Primary voting is traditionally low as most voters wait until November to cast their ballot. But why?

Primary elections are still an important part of the electoral process. Traditionally, primaries dictate which candidates will appear on the ballot in November. However, as with Tuesday’s local primary, when only candidates from a single party file for office, the primary determines who will retain or gain that office moving forward.

It’s not a part of process to be taken lightly, as we have mentioned time and again.

It’s hard to understand why someone with a voice would choose not to use it. That is essentially what approximately 75 percent of registered voters in Kentucky did Tuesday, according to Secretary of State Allison Lundergan Grimes’ estimates of 23 percent voter turnout.

And that doesn’t include the thousands of others who are eligible to vote but opt not to register at all.

We understand. It can sometimes feel like your vote doesn’t count, your voice is silenced or your opinion doesn’t matter.

But, that is not the case.

Each individual on the ballot is responsible in one way or another for your tax dollars and how they benefit our state and our community. Whether that means they vote on tax rates, on use of county funds, on programs to be funded with taxpayer money or are in charge of budgeting taxpayer money in their respective role, each of them is accountable to you — the voter, the taxpayer, the citizen of Clark County.

Elected officials are there to be your representatives. Their vote should be a reflection of their constituents’ needs and desires.
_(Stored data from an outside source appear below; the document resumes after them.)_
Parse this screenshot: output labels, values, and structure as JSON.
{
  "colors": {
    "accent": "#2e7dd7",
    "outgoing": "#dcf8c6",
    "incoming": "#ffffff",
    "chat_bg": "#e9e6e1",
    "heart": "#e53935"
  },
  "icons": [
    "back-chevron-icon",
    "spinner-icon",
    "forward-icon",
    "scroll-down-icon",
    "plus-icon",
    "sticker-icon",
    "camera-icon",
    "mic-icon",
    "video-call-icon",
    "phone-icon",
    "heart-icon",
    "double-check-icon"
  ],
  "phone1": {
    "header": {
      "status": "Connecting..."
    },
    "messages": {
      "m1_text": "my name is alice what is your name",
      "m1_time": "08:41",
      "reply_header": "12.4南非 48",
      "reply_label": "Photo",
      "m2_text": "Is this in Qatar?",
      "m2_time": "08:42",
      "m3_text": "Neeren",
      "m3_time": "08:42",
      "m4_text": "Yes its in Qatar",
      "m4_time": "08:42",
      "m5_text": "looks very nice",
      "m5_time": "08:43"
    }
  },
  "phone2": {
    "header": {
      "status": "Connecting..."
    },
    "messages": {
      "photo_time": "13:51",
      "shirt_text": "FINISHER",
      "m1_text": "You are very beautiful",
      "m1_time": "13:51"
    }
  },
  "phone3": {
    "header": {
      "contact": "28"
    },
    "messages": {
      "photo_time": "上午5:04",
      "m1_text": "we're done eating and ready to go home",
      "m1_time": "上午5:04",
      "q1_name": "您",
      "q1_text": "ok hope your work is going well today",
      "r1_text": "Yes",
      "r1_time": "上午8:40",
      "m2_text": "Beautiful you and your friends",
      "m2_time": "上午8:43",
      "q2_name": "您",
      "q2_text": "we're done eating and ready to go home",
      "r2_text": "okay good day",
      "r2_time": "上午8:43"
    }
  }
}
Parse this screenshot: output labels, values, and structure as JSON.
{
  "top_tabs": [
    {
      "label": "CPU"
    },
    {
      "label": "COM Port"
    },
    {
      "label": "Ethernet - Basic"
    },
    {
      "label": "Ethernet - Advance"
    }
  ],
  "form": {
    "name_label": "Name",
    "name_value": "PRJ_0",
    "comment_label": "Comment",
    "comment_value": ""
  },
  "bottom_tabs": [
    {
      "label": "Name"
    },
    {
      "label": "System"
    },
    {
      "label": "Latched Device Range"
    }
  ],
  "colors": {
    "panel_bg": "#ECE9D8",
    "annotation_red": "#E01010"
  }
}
Shouldn’t we want to take charge of who is casting votes, making decisions and spending money at all levels of government? It’s a right many should stop taking for granted.

While many missed out on the opportuinty to do that this week, there is still a chance in November, when even more races will be decided.

If you are registered, don’t forget to vote. It is your right and your responsibility.

If you are not registered, visit voteky.org and register. There you can also learn where you vote when the day comes.

There’s really no excuse not to be actively involved in this critical decision-making process.